Updated on 2024-10-25 GMT+08:00

Creating a RabbitMQ Queue

Queues store messages. Each message is sent to one or multiple queues. Producers produce and send messages to queues, and consumers pull messages from queues for consumption.

Multiple consumers can subscribe to one queue. In this case, messages in the queue are distributed to the consumers, and no consumer can have all messages.

This section describes how to create a queue on the console.

Prerequisites

A virtual host has been created.

Creating a RabbitMQ Queue

  1. Log in to the console.
  2. In the upper left corner, click and select a region.

    Select the region where your RabbitMQ instance is.

  3. Click and choose Middleware > Distributed Message Service for RabbitMQ to open the console of DMS for RabbitMQ.
  4. Click an instance name to go to the instance details page.
  5. In the navigation pane, choose Virtual Hosts.
  6. Click a virtual host name.
  7. On the Queue tab page, click Create Queue. The Create Queue dialog box is displayed.
  8. Configure the queue name and other parameters by referring to Table 1.

    Table 1 Queue parameters

    Parameter

    Description

    Name

    When creating a queue, you can modify the automatically generated queue name. Naming rules: 3–128 characters and only letters, digits, percent signs (%), vertical bars (|), hyphens (-), underscores (_), slashes (/), or backslashes (\).

    The name cannot be changed once the queue is created.

    Persistence

    This parameter is mandatory for RabbitMQ 3.x.x instances, and enabled by default for RabbitMQ AMQP-0-9-1 instances.

    Indicates whether to enable queue persistence.
    • Enabled: The queue survives after server restart.
    • Disabled: The queue will be deleted after server restart and needs to be recreated.

    Auto-Delete

    Indicates whether to enable automatic queue deletion.

    • Yes: The queue will be automatically deleted when the last consumer unsubscribes from the queue.
    • No: The queue will not be deleted when the last consumer unsubscribes from the queue.

    Dead Letter Exchange

    Select an exchange for dead letter messages.

    Dead Letter Routing Key

    Enter a dead letter message routing key. The dead letter exchange sends dead letter messages to the queue with a binding key that corresponds to this routing key.

    Time to Live

    Indicates how long messages can remain, in ms.
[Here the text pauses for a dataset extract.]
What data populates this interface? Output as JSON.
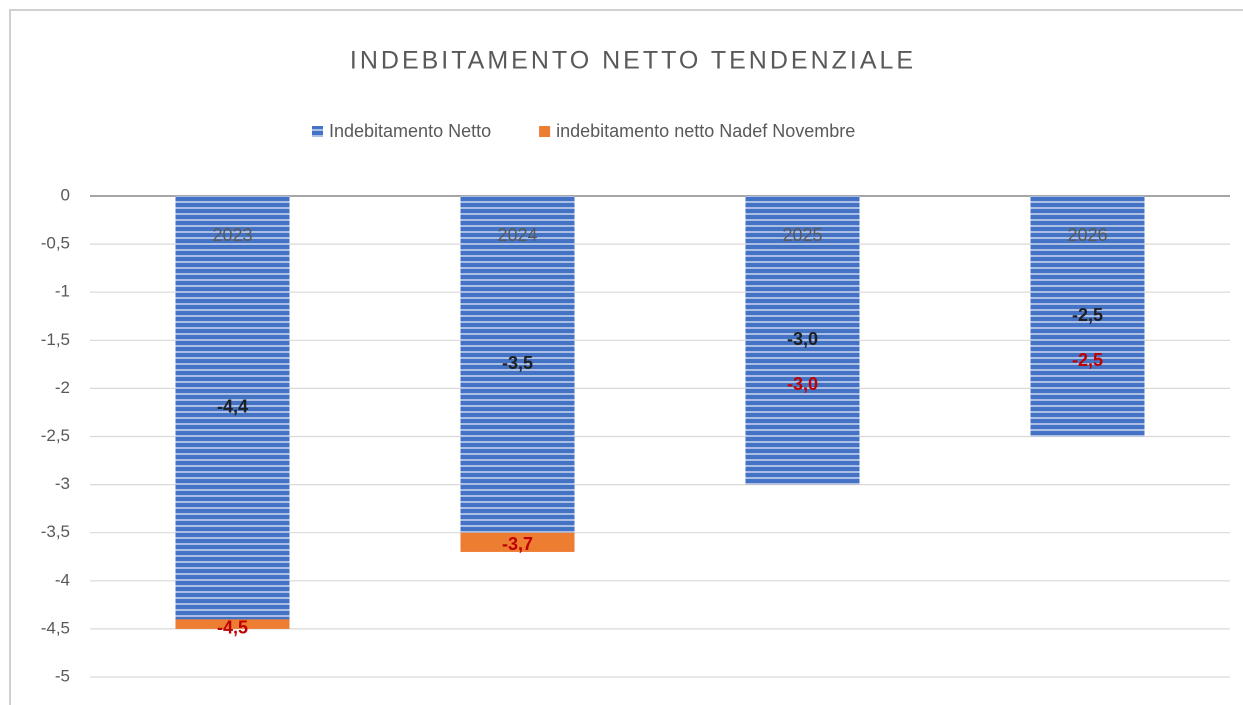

If the time to live passed and messages are still not consumed, they become dead letter messages and are sent to the dead letter exchange.

    Highest Priority

    Only RabbitMQ AMQP-0-9-1 has this parameter.

    Priority of a queue. Range: 1–9. The larger the value, the higher the priority.

    Lazy Queue

    Only available for RabbitMQ 3.x.x instances.

    Enter lazy to make the queue lazy.

    Lazy queues store as many messages to the disk as possible. Messages are loaded to the memory only when they are being consumed. This reduces memory consumption.

  9. Click OK.

    View the created queue on the Queue tab page.